Scrum really is bigger on the inside!

This way of looking at the problem simplifies the matter considerably, doesn’t it? I have found repeatedly that there are more technical problems in scaling (and agile adoption in general) than organizational ones. Of course, very often the technical problems are caused by the organizational ones, but putting them central to the question of scaling might actually help re-frame the discussions on a management level in a very positive way.

But getting back to the question: what would be the difference?

Let’s imagine a well constructed Agile project. We have an inception where the purpose of the product is clearly communicated by the customer/PO. We sketch a rough idea of architecture and features together. We make sure we understand enough of the most important features to split off a minimum viable version of it, perhaps using a story map. We start the first sprint with a walking skeleton of the product. We build up the product by starting with the minimal versions of a couple of features.

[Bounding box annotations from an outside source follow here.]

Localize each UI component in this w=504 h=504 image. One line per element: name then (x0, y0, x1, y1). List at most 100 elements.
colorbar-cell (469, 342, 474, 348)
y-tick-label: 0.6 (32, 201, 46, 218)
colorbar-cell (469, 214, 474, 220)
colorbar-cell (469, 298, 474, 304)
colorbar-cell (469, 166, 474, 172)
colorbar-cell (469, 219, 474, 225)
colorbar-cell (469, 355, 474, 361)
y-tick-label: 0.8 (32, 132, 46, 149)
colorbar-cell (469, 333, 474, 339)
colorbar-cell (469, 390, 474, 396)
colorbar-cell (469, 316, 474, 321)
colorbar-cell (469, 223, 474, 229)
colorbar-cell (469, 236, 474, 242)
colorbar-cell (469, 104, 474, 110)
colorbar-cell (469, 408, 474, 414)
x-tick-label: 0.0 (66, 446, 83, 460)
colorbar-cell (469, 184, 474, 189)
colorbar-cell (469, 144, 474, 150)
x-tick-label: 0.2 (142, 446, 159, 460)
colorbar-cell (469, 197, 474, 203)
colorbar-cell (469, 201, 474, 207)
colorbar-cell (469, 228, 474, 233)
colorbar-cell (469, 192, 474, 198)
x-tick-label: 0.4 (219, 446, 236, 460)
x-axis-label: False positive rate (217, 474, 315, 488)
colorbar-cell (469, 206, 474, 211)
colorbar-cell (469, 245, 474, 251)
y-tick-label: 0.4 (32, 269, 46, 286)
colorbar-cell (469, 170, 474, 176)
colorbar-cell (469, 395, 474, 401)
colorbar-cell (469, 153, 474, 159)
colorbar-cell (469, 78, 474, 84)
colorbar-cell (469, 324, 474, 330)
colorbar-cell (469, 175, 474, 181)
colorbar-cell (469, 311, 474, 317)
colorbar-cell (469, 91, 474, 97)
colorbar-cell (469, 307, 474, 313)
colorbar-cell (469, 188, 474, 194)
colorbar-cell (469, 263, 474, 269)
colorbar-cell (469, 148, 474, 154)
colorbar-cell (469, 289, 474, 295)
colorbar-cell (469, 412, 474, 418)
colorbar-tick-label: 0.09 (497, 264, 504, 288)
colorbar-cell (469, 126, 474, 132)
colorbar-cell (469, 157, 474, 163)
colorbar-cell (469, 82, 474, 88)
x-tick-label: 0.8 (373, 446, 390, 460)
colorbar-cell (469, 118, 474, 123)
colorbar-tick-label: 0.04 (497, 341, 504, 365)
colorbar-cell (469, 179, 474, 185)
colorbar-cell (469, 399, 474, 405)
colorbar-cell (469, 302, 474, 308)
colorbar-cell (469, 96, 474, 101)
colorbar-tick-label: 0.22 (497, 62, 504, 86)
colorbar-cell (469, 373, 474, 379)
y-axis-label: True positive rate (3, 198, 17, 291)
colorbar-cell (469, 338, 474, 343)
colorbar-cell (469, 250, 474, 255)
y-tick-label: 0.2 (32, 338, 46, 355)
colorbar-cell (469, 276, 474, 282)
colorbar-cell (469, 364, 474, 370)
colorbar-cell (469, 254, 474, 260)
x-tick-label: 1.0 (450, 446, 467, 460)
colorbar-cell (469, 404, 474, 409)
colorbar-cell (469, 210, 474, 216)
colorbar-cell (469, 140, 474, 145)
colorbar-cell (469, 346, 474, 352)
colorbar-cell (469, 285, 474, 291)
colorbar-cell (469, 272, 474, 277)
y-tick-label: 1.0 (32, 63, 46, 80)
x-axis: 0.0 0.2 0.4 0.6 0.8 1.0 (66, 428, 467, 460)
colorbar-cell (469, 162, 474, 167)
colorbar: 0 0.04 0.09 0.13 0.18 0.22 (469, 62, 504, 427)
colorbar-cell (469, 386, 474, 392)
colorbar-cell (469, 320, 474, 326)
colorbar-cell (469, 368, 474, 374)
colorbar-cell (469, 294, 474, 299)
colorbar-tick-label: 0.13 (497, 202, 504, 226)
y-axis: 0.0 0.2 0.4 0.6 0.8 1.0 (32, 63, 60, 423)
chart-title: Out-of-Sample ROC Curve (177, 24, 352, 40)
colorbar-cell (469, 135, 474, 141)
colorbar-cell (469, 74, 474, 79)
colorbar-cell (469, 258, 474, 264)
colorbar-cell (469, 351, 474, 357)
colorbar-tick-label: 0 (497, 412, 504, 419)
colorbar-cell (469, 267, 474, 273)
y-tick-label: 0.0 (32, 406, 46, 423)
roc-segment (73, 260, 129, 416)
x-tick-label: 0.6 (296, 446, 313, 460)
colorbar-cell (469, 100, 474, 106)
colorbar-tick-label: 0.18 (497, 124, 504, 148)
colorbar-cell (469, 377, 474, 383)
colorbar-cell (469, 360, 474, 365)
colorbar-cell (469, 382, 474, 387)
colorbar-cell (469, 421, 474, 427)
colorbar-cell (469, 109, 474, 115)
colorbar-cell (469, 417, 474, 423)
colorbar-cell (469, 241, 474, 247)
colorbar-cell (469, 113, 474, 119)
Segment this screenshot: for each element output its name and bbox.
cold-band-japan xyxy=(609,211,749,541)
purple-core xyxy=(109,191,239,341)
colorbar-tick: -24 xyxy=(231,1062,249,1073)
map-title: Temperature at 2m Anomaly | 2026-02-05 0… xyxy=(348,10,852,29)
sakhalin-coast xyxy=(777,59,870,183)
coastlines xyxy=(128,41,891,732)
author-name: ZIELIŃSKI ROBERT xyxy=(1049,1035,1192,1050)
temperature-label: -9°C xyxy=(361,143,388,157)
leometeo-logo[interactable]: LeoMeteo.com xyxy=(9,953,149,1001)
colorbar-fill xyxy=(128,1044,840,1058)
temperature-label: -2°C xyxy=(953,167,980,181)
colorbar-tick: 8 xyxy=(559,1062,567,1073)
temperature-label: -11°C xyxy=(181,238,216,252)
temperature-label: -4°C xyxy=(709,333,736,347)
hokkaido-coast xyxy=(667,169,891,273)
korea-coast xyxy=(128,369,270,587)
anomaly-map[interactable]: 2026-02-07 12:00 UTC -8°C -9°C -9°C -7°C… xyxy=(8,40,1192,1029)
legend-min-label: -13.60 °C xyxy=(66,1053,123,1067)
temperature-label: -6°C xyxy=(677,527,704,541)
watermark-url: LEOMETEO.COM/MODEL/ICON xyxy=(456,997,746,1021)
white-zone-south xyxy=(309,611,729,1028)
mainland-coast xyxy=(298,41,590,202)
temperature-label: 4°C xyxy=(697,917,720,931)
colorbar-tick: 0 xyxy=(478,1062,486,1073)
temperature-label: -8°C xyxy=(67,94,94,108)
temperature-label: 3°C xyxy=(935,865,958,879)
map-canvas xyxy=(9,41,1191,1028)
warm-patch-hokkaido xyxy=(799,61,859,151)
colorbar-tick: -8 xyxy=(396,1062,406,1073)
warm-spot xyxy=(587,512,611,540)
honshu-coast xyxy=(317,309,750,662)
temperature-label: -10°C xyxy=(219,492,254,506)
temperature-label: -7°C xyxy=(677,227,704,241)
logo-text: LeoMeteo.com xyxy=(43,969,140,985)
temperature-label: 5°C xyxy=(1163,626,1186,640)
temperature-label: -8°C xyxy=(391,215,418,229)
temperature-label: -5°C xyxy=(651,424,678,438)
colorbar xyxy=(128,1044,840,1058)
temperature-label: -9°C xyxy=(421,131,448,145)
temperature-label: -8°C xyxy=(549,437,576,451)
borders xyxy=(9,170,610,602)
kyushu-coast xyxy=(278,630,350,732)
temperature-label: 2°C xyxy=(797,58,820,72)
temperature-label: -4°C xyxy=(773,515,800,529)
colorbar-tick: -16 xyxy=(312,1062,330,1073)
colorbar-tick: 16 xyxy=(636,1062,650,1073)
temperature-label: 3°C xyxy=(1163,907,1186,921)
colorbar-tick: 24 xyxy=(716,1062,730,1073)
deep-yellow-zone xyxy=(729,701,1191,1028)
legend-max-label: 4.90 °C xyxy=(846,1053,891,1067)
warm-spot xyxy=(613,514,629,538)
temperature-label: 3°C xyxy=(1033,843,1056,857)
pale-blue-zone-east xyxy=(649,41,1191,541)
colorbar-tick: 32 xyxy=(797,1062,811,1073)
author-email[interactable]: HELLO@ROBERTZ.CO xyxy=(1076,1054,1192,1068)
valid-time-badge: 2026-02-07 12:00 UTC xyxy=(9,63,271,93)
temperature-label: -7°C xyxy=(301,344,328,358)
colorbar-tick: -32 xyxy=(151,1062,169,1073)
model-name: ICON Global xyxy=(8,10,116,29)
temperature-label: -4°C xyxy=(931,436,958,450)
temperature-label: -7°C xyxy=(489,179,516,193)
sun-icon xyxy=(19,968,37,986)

We continue working on the different features later, extending them to more luxurious versions based on customer preference.

As long as the product is still fairly well contained, this would be exactly the same when we are with a few teams. We’d have come to a general agreement on design early on, and would talk when a larger change comes up. Continuous integration will take care of much of the lower level coordination, with our customer tests and unit testing providing context.

One area does become more explicit: dependencies. Where the single team would automatically handle dependencies in time by influencing prioritization, the multiple teams would need to have a commonly agreed (and preferably commonly built) interface in existence before they could be working on some features in parallel. This isn’t really different from the single-team version above, where the walking skeleton/minimal viable feature version would also happen before further work. But it would be felt as something needing some special attention, and cooperation between teams.

If we put these technical considerations central, that resolves a number of issues in scaling.  It could also allow for a much better risk / profit trade-offs by integrating this approach with a set-based approach to projects. But I’ll leave that for a future post.